MATLAB’s colormap mechanism is just simple enough to be confusing. MATLAB stores colours as 1×3 vectors, where each element in the vector is the proportion of red, green, or blue, respectively. [1 1 1] is white, [0 0 0] is black, and [1 0 0] is a frightfully iridescent red. A colormap is just a list of colors – 64 will normally do – which change smoothly from from one colour to another. To have a look at the built-in MATLAB colormaps, see here.

image rounds every value in the matrix to the nearest whole number (call that number i)  and plots that pixel with the color given by colormap(i,:). Zero or below gets the first entry in the colormap and any index higher than the maximum is displayed with the last color in the colormap. So: if we construct a new colormap by concatenating two colormaps – the first running from rows 1 to 64 and the second running from 65 to 128 – if we scale our data so that the minimum is 65 and the maximum is 128, the data will never use the first set of colors. And, likewise, if we scale so that the lowest value is 1 and the highest is 64, we will use the first colormap. This seems like the sort of thing that we could manage automatically – and should, in fact. So I set myself to replace image and imagesc so that they would accept a ColorMap parameter.

How would it work?

>> colormap bone
>> imagesc(dists>8)
>> hold on
>> imagesc(mask,'ColorMap',[0.5 0 0.5],'AlphaData',0.5*(mask>0))
>> axis square


Implementation notes

  • image is implemented in the MATLAB Java source code, but imagesc is a wrapper to image, written directly in MATLAB code.
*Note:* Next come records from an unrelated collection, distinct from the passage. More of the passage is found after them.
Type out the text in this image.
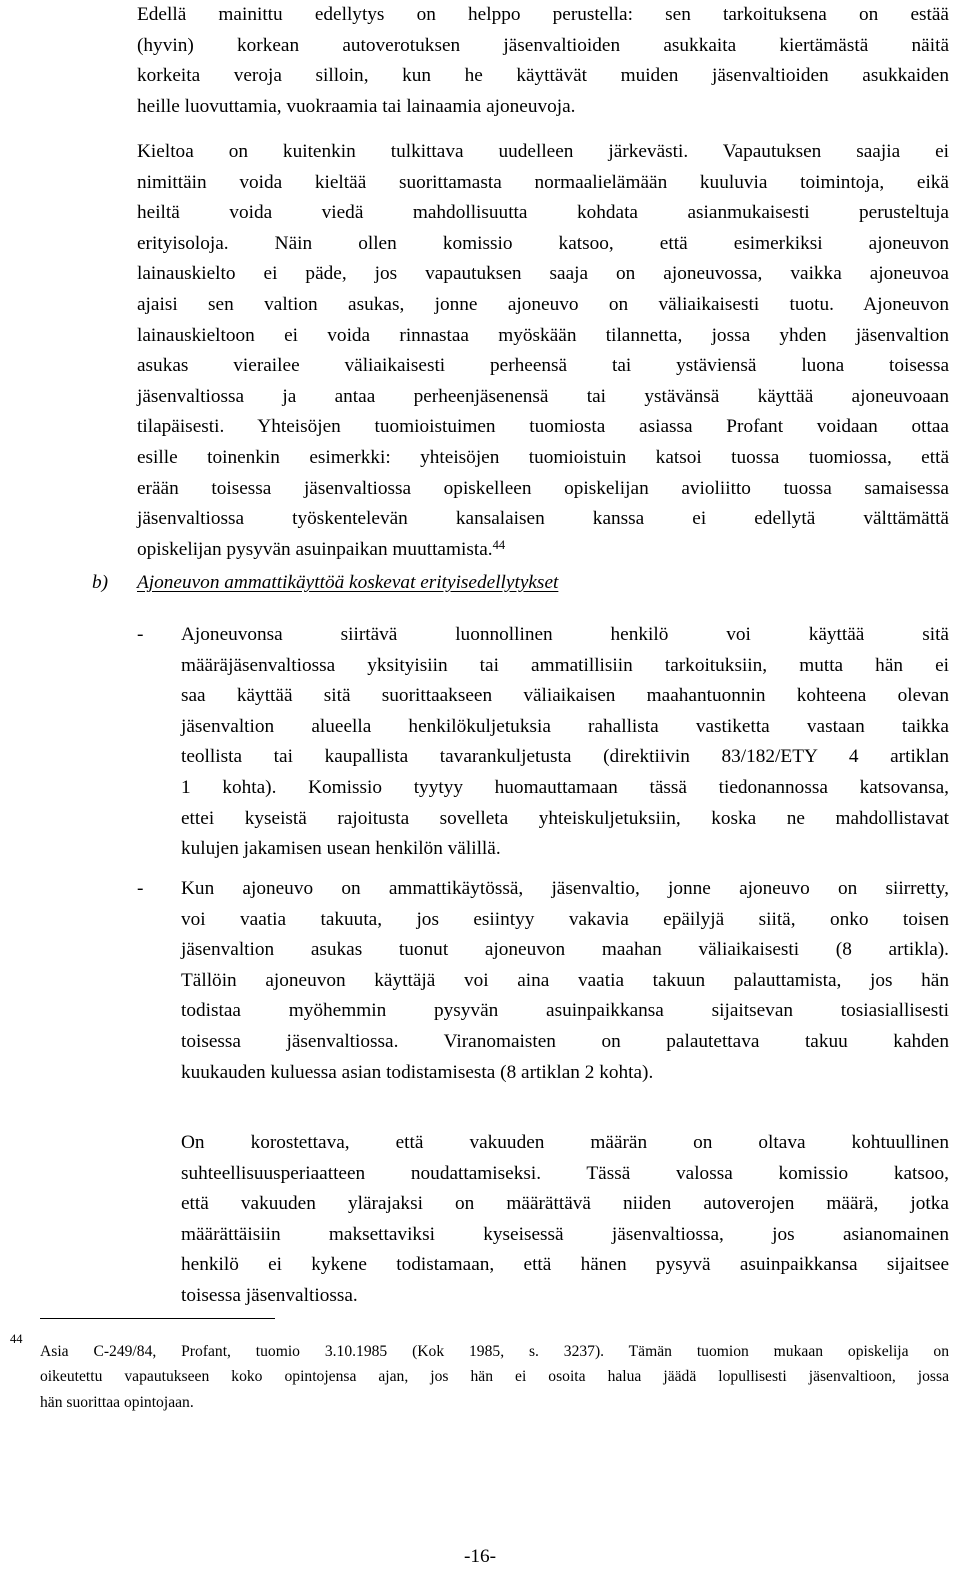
Edellä mainittu edellytys on helppo perustella: sen tarkoituksena on estää
(hyvin) korkean autoverotuksen jäsenvaltioiden asukkaita kiertämästä näitä
korkeita veroja silloin, kun he käyttävät muiden jäsenvaltioiden asukkaiden
heille luovuttamia, vuokraamia tai lainaamia ajoneuvoja.
Kieltoa on kuitenkin tulkittava uudelleen järkevästi. Vapautuksen saajia ei
nimittäin voida kieltää suorittamasta normaalielämään kuuluvia toimintoja, eikä
heiltä voida viedä mahdollisuutta kohdata asianmukaisesti perusteltuja
erityisoloja. Näin ollen komissio katsoo, että esimerkiksi ajoneuvon
lainauskielto ei päde, jos vapautuksen saaja on ajoneuvossa, vaikka ajoneuvoa
ajaisi sen valtion asukas, jonne ajoneuvo on väliaikaisesti tuotu. Ajoneuvon
lainauskieltoon ei voida rinnastaa myöskään tilannetta, jossa yhden jäsenvaltion
asukas vierailee väliaikaisesti perheensä tai ystäviensä luona toisessa
jäsenvaltiossa ja antaa perheenjäsenensä tai ystävänsä käyttää ajoneuvoaan
tilapäisesti. Yhteisöjen tuomioistuimen tuomiosta asiassa Profant voidaan ottaa
esille toinenkin esimerkki: yhteisöjen tuomioistuin katsoi tuossa tuomiossa, että
erään toisessa jäsenvaltiossa opiskelleen opiskelijan avioliitto tuossa samaisessa
jäsenvaltiossa työskentelevän kansalaisen kanssa ei edellytä välttämättä
opiskelijan pysyvän asuinpaikan muuttamista.$^{44}$
b) Ajoneuvon ammattikäyttöä koskevat erityisedellytykset
- Ajoneuvonsa siirtävä luonnollinen henkilö voi käyttää sitä
määräjäsenvaltiossa yksityisiin tai ammatillisiin tarkoituksiin, mutta hän ei
saa käyttää sitä suorittaakseen väliaikaisen maahantuonnin kohteena olevan
jäsenvaltion alueella henkilökuljetuksia rahallista vastiketta vastaan taikka
teollista tai kaupallista tavarankuljetusta (direktiivin 83/182/ETY 4 artiklan
1 kohta). Komissio tyytyy huomauttamaan tässä tiedonannossa katsovansa,
ettei kyseistä rajoitusta sovelleta yhteiskuljetuksiin, koska ne mahdollistavat
kulujen jakamisen usean henkilön välillä.
- Kun ajoneuvo on ammattikäytössä, jäsenvaltio, jonne ajoneuvo on siirretty,
voi vaatia takuuta, jos esiintyy vakavia epäilyjä siitä, onko toisen
jäsenvaltion asukas tuonut ajoneuvon maahan väliaikaisesti (8 artikla).
Tällöin ajoneuvon käyttäjä voi aina vaatia takuun palauttamista, jos hän
todistaa myöhemmin pysyvän asuinpaikkansa sijaitsevan tosiasiallisesti
toisessa jäsenvaltiossa. Viranomaisten on palautettava takuu kahden
kuukauden kuluessa asian todistamisesta (8 artiklan 2 kohta).
On korostettava, että vakuuden määrän on oltava kohtuullinen
suhteellisuusperiaatteen noudattamiseksi. Tässä valossa komissio katsoo,
että vakuuden ylärajaksi on määrättävä niiden autoverojen määrä, jotka
määrättäisiin maksettaviksi kyseisessä jäsenvaltiossa, jos asianomainen
henkilö ei kykene todistamaan, että hänen pysyvä asuinpaikkansa sijaitsee
toisessa jäsenvaltiossa.
44
Asia C-249/84, Profant, tuomio 3.10.1985 (Kok 1985, s. 3237). Tämän tuomion mukaan opiskelija on
oikeutettu vapautukseen koko opintojensa ajan, jos hän ei osoita halua jäädä lopullisesti jäsenvaltioon, jossa
hän suorittaa opintojaan.
-16-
Therefore, overloading image requires the new function to be placed in a special directory called @double, while imagesc can be placed anywhere (except it cannot be placed in @double). If you then want to call the original version of image(), you can use builtin(‘image’,arg1,arg2,…), whereas if you want to call the original imagesc, it is a right pain. Instead, I used type imagesc to extract the source of imagesc and I modified that source directly – obviating any need to call the original imagesc. For reference, though, the most efficient way works out to be to find the function with which('imagesc'), cd into the containing directory, create a function handle to imagesc, and then cd out. As I said, it’s a mess.
  • These edits break colorbars. I added a spacer entry in each colormap which stores the maximum and minimum ‘real’ values of the data – in case that is useful for when I get around to extending colorbar. colormap entries must be inside [0,1] so these data are stored in the first twelve decimal places of the colormap entries: a strange burlesque on floating points. It’s a hack, but for my purposes it works.
  • In addition to the standard colormaps, I often require a mask in a particular color. For this purpose it helps to have a colormap that smoothly varies from white to the color in question. It actually doesn’t matter if it varies from white or any other color – ultimately, I only use the full colour value, since I set the transparency of all other pixels to maximum – but either way, passing the colour on [0,1] scale or [0,255] scale sets a colormap which varies from white to that color.

The code is available on MATLAB File Exchange at this link and is installable by copying imagesc.mbootleg_fp.m, and the directory @double into your working directory. The idea to concatenate colormaps is widely available online – for example, here.